The penile urethra stricture corresponds to a phenomenon of fibrosis of the corpus spongiosum whose morphological and functional fate is difficult to predict. The surgical treatment of such lesions is difficult and calls for the general principles of wound healing. Reconstruction of the urethra in its penile portion appears easier than the treatment of proximal strictures or strictures of the bulbar urethra because it is more accessible. In our regions, open surgery is the most commonly used treatment of urethral strictures. The most common method used after urethroplasty in our study was urethral dilatation. Thirty-three percent of the patients had benefited of instrumental dilatation. These results showed a relative decrease in the rate of patients treated only with instrumental dilatation but this rate remains high because our patients treated with urethroplasty may have an ulterior instrumental dilation. We have not noticed either incidents or accidents and none deaths recorded in the immediate or postoperative period. However, at an average follow-up of 12.51 months, 9% of the patients did not have a good result. Ibrahim Ag et al. [15] reported a lower rate than our (84.6%) in a study on urethroplasty treatment. At the period of the study, our urology division didn’t have endourology equipment, thus we didn’t performed any technique of direct visual internal urethrotomy for the management of anterior urethral stricture.

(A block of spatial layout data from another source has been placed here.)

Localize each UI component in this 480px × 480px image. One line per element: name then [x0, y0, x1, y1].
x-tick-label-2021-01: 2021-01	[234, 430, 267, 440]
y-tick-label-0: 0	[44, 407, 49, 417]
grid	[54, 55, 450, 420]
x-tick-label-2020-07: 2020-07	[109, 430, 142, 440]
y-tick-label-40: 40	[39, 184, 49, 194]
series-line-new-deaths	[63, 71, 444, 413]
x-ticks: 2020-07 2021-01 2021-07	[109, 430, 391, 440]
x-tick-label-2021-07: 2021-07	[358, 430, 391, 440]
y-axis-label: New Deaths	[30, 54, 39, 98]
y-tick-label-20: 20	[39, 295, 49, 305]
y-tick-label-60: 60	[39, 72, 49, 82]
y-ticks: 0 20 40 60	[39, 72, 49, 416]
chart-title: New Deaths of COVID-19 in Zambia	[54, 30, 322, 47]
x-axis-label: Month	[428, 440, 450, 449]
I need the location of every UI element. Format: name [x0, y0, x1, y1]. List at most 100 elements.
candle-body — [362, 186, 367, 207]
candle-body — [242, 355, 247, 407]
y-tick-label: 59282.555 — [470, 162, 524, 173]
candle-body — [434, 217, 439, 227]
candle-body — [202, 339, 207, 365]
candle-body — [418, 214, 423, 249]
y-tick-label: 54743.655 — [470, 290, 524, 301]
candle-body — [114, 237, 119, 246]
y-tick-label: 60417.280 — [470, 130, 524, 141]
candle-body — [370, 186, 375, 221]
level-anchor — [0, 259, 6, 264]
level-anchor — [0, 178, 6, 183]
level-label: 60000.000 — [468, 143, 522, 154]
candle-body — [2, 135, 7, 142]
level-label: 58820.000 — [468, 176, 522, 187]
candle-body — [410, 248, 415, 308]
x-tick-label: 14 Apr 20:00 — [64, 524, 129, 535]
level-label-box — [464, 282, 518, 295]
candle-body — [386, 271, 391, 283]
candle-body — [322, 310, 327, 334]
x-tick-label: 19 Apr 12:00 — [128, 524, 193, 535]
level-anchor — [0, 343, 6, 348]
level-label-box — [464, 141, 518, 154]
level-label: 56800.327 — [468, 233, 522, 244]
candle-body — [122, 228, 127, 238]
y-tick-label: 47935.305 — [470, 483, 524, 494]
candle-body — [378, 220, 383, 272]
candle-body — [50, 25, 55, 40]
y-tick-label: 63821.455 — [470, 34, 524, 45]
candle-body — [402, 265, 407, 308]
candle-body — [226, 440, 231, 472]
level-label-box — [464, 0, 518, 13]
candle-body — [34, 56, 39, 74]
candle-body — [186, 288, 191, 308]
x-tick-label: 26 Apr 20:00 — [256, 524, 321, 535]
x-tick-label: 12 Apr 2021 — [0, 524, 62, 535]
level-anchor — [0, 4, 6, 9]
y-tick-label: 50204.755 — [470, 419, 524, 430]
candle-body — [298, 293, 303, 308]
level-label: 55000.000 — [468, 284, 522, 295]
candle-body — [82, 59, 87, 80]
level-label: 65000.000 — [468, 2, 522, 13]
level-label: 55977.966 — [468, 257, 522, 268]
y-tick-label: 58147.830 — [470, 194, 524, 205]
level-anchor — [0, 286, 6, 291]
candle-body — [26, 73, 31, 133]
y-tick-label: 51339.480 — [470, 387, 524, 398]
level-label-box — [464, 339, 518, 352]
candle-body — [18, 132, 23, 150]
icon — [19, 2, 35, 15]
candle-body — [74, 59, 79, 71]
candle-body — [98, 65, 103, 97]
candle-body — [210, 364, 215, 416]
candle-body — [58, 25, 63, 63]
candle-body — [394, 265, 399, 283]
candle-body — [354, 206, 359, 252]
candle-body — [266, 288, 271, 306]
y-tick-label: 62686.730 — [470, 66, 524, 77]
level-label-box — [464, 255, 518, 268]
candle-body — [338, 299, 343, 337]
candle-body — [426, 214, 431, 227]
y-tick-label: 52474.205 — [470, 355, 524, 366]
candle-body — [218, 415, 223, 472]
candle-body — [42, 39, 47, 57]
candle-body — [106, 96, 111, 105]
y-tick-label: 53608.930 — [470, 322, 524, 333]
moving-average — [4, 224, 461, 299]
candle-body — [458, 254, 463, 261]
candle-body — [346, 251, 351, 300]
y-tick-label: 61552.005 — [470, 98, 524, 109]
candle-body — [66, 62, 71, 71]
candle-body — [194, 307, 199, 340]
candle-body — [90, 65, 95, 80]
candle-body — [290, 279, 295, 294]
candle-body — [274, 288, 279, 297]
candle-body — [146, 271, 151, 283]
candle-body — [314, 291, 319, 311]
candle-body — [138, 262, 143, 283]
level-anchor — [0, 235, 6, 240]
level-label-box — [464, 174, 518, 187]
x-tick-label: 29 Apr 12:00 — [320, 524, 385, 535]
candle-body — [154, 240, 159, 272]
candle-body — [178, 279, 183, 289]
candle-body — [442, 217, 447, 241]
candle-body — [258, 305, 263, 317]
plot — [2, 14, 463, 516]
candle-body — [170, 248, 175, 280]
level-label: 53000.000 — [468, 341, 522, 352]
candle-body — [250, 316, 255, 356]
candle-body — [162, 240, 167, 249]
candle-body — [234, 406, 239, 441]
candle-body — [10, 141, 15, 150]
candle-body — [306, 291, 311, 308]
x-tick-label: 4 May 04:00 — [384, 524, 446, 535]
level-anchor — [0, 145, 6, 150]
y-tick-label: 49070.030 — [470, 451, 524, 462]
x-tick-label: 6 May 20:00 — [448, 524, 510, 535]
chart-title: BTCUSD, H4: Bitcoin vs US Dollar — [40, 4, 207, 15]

This difference could be explained by the diversity of follow-up delays. The short follow-up time of the patients was related to the non-respect of the appointments after leaving hospital by a large number of patients. All the patients whose strictures were 1 cm at most have obtained good results after 6 months of follow-up versus 85.7% for anterior urethral stricture with [1-2 cm] and 66.6% for those > 2 cm. However, our results remain superior to those of Guirassy et al. [8] who reported 81.6% success for the urethral stricture between 0.5 and 1 cm and only 18.20% success for the urethral stricture > 2.5 cm. From these results it appears from the diversity of the success rates that the short urethral stricture had more good results than the long after treatment.

5. Conclusion

Anterior urethral stricture is relatively a frequent affection in our urology division. The stricture of the anterior urethra is a pathology of all ages but it’s more frequent in young’s. The most evocative sign is dysuria but urine retention and the complications such as urethral fistulas can constitute the reason for first consultation. The diagnosis remains based on the VCUG and other exploration techniques as uroflowmetry which is not available and is an important element in the postoperative follow-up. The VCUG allowed in all cases to locate the seat, the number of stenosis and to appreciate the length of the stenosis. Aetiologies are dominated by infectious causes with a high predominance of E. coli. Diagnosis at complications stage, poor exercise conditions and the inaccessibility of diagnostic and therapeutic means often make the management difficult. The therapeutic methods are multiple and the therapeutic choice depends on the location, the number and the length of the stricture. The treatment of anterior urethral stricture remains surgical in our context. The better management of urinary tract infections and urethral trauma should be reduced significatively the burden of urethral stricture in our setting.

Conflict of Interest

There is no conflict of interest.

Cite this paper: Yameogo, C. , Ouattara, A. , Kaboré, F. , Ky, B. , Bougayiri, A. , Traoré, O. and Kambou, T. (2017) Male Anterior Urethral Stricture: Epidemiological Profile and Management at Ouagadougou University Teaching Hospital (Burkina-Faso). Open Journal of Urology, 7, 196-206. doi: 10.4236/oju.2017.711023.